Who are we, the audience, to the piece and to each other?

1.At the beginning of each performance I look around the room at all of us convened together, ready to pay attention to the coming event. Who are we to whom this show matters enough for us to pause our to-do lists momentarily and sit waiting to give our attention to something beyond our own responsibilities? What else do we have in common other than that we are here together? We will share a visceral experience of witnessing, but we will likely see, hear and remember very different accounts of the same event. Each of us is choosing to give over our bodies so that our lives can be temporally held in time by the structure of the piece instead of just holding our shape together through our own doing. For me being the audience is often a pleasant sense of surrender, even if it is surrender into discomfort.

2.When I look at the other people’s faces in the audience at Miguel Gutierrez’s show, we are all sitting scrunched on the floor of the stage, where he commanded us to settle, our legs and arms wound around us in hopes of not invading each other’s 1/4 inch of personal space while our smells: sweat, breath and the odors from inside of shoes betray our attempts at proprietary. Behind me a face looks back at me full of the uncomfortable sense that he is not the person this piece was made for. Miguel said at the beginning of his performance “you’re all artists here, right?” and as I get my bearings with his piece I realize it is even more specifically for an audience of people who are interested in thinking about what goes into making a work of art in order to teach that to others. I am that person at times in my life and so I feel willing to go along with wherever Miguel takes us, even if my foot is getting numb. Our physical and social discomfort as audience members is harnessed into being a part of the piece: Miguel’s live set design. But for that other guy behind me it all just meant he is stuck being out of place.

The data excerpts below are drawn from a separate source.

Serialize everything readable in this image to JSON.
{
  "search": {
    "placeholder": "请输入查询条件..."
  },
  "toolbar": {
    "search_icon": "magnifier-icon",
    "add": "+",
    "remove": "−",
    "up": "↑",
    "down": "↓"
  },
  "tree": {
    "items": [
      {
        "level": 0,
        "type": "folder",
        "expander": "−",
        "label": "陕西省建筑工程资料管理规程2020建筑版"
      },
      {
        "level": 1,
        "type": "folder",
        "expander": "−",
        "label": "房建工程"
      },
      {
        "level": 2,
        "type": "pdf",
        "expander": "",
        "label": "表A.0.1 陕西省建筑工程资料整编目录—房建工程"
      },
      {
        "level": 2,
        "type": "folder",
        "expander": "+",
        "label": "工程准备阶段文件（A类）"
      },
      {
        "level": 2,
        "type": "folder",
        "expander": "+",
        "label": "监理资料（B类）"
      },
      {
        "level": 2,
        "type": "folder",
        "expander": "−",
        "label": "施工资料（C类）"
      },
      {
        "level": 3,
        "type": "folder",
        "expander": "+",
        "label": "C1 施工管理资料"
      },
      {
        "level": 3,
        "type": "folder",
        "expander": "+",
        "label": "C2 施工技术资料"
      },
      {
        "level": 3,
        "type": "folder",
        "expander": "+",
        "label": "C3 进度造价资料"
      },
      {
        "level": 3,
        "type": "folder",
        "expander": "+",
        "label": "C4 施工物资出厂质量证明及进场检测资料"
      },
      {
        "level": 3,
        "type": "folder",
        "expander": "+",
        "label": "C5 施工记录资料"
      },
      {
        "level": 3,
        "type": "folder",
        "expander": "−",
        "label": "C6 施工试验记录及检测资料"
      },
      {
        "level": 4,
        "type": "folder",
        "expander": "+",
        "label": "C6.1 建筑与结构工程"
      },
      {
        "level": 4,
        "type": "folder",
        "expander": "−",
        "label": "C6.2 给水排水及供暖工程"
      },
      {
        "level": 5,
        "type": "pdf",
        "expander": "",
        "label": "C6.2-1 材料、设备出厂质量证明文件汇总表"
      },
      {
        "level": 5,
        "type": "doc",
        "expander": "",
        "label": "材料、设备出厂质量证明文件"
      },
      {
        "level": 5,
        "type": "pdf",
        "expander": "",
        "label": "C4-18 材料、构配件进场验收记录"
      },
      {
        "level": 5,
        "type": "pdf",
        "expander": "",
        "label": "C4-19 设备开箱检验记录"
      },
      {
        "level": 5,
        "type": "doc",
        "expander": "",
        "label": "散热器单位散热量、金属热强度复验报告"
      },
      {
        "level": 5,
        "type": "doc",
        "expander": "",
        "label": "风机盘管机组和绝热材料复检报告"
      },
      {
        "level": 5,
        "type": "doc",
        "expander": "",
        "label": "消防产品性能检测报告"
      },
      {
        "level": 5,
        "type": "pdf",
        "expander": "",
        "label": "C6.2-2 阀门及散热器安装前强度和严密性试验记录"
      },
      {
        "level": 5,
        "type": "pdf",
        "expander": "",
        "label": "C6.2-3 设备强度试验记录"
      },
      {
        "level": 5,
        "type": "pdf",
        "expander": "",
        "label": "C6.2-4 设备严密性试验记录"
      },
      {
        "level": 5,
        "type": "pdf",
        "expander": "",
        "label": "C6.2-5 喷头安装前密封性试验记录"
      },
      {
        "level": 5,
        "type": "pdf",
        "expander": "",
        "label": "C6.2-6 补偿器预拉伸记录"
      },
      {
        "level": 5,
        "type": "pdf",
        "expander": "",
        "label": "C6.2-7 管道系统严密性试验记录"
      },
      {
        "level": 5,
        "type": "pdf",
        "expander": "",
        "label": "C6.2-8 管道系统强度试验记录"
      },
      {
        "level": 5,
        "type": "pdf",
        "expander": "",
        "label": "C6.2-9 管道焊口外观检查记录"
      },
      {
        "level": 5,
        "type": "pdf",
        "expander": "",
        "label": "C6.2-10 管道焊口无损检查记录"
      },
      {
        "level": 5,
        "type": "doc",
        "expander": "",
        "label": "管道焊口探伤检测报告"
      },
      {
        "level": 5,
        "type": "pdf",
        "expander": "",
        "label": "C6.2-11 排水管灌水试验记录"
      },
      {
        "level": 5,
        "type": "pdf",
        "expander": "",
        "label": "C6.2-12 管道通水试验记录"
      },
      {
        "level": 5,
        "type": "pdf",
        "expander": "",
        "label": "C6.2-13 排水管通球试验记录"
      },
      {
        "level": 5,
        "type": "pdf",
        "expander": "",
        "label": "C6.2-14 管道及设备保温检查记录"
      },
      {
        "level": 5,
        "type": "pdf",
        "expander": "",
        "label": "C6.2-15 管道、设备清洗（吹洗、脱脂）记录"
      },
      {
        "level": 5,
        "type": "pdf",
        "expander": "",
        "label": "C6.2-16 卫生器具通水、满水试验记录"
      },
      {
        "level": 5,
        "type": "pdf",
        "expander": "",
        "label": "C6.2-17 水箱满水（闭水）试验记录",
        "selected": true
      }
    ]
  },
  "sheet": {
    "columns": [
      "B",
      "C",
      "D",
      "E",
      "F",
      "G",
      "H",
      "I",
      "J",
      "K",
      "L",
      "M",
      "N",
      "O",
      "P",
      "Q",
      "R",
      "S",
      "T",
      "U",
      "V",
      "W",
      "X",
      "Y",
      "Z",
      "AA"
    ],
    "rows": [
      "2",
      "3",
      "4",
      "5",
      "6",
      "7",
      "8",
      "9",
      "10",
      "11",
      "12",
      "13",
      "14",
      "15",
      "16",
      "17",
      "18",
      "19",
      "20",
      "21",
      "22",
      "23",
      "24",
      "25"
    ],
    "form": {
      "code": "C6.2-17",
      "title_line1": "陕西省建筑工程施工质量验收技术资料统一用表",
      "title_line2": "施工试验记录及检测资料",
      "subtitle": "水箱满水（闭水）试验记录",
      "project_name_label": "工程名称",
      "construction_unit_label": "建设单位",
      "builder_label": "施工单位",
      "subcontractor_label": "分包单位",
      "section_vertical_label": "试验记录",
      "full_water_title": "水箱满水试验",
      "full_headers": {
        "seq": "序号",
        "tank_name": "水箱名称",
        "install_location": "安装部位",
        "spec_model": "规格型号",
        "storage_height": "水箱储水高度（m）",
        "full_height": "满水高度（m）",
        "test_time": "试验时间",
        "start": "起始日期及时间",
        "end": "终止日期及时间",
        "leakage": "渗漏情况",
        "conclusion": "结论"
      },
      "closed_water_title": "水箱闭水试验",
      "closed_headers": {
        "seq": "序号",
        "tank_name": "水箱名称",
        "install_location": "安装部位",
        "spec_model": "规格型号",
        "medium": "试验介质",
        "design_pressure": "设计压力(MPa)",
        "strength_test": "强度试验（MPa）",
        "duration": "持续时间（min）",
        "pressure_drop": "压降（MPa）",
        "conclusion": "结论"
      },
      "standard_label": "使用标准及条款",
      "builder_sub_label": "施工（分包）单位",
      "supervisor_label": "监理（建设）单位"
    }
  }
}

3.Sitting in the balcony at the Winningstad during El Rumor Del Incendio I feel the performance is being launched at me, but missing its mark. I think about how difficult it is for me to identify with the political motivations of the woman protagonist or with her various revolutionary comrades. While most of the play is a narration of Mexican historical events in Spanish with subtitles projected onto a screen, they never mention the back story of the political conditions that necessitated these particular people’s radicalization. I have neither the background knowledge of Mexican history or the personal allegiance to armed revolution to respond intuitively with sympathy to the characters. I ask myself why the artists chose to tell the story in this way with so much information and yet without basic context. Who do they envision us to be as their audience? How do they want us to respond to what they are presenting? Do they expect us to be so certainly the cultural left that we naturally side with all socialist activists? (Usually I am a pretty easy sell with idealistic political content.) This piece wasn’t composed for TBA audiences. It was first performed in the artists home country and has been touring Europe, Canada and the US. I wish I could hear the artists wonder amongst themselves how each of these different audiences will experience their work. By the next performance I see from them, Asalto al Agua Transparente, I feel trained into their staccato mode of performing and surrender much more willingly.